Tocharian B peñiyo "splendor," Sanskrit bhānú-
"light, beam, brilliance, appearance," Avestan bānu- "beam of light"
NOTE: Compare FANCY entry 2,
in Middle English a rare variant of fantasie;
the two split from each other in early Modern English,
so that FANCY entry 2 and fantasy
now differ in meaning and construction.
In the sixteenth and seventeenth centuries
a not infrequent sense, usually with the spelling phantasy, was
"the formation of images or representations in direct perception
or in memory,"
more or less following the Greek meaning.
— Regarding the relation of *bheh2- "shine, give light, appear"
to the homonymous base *bheh2- "speak, say," see the note at BAN entry 1.
Adjective
from attributive use of FANTASY entry 1
Verb
Middle English fantasien, fantesien, fancyen
"to plan, devise, create, form (an idea), imagine (something false), desire"
— more at FANCY entry 1
NOTE: The word was originally a variant of FANCY entry 1,
which, together with the more recent derivative FANTASIZE,
has in large part supplanted it.
Merriam-Webster Dictionary:
Choose the Right Synonym for fancy
Verb
Think, Conceive, Imagine, Fancy, Realize, Envisage, Envision
mean to form an idea of.
Think implies the entrance of an idea into one's mind
with or without deliberate consideration or reflection.
I just thought of a good joke
Conceive suggests the forming and bringing forth
and usually developing of an idea, plan, or design.

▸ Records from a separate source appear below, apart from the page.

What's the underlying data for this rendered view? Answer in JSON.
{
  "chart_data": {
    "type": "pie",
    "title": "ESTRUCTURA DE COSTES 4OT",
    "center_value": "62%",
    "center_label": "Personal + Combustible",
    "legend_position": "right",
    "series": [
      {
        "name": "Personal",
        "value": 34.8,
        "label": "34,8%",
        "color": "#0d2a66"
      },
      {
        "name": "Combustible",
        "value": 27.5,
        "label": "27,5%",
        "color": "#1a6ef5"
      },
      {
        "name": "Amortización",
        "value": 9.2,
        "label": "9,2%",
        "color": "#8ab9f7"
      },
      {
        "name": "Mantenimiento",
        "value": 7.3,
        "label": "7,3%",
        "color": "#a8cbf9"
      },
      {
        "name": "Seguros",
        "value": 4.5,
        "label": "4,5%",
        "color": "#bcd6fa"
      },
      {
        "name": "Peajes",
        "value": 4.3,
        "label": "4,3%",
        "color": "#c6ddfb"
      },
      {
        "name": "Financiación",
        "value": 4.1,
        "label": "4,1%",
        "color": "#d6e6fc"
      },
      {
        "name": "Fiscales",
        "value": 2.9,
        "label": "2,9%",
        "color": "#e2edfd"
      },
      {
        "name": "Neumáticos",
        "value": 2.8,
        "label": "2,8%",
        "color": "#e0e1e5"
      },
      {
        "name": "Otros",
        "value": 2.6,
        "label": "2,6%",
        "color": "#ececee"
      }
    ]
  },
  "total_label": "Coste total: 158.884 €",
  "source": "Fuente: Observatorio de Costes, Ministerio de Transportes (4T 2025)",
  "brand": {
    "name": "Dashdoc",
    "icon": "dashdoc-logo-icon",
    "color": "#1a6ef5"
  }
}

conceived of a new marketing approach
Imagine stresses a visualization.
imagine you're at the beach
Fancy suggests an imagining often unrestrained
by reality but spurred by desires.
fancied himself a super athlete
Realize stresses a grasping of the significance of
what is conceived or imagined.
realized the enormity of the task ahead
Envisage and Envision imply a conceiving or imagining
that is especially clear or detailed.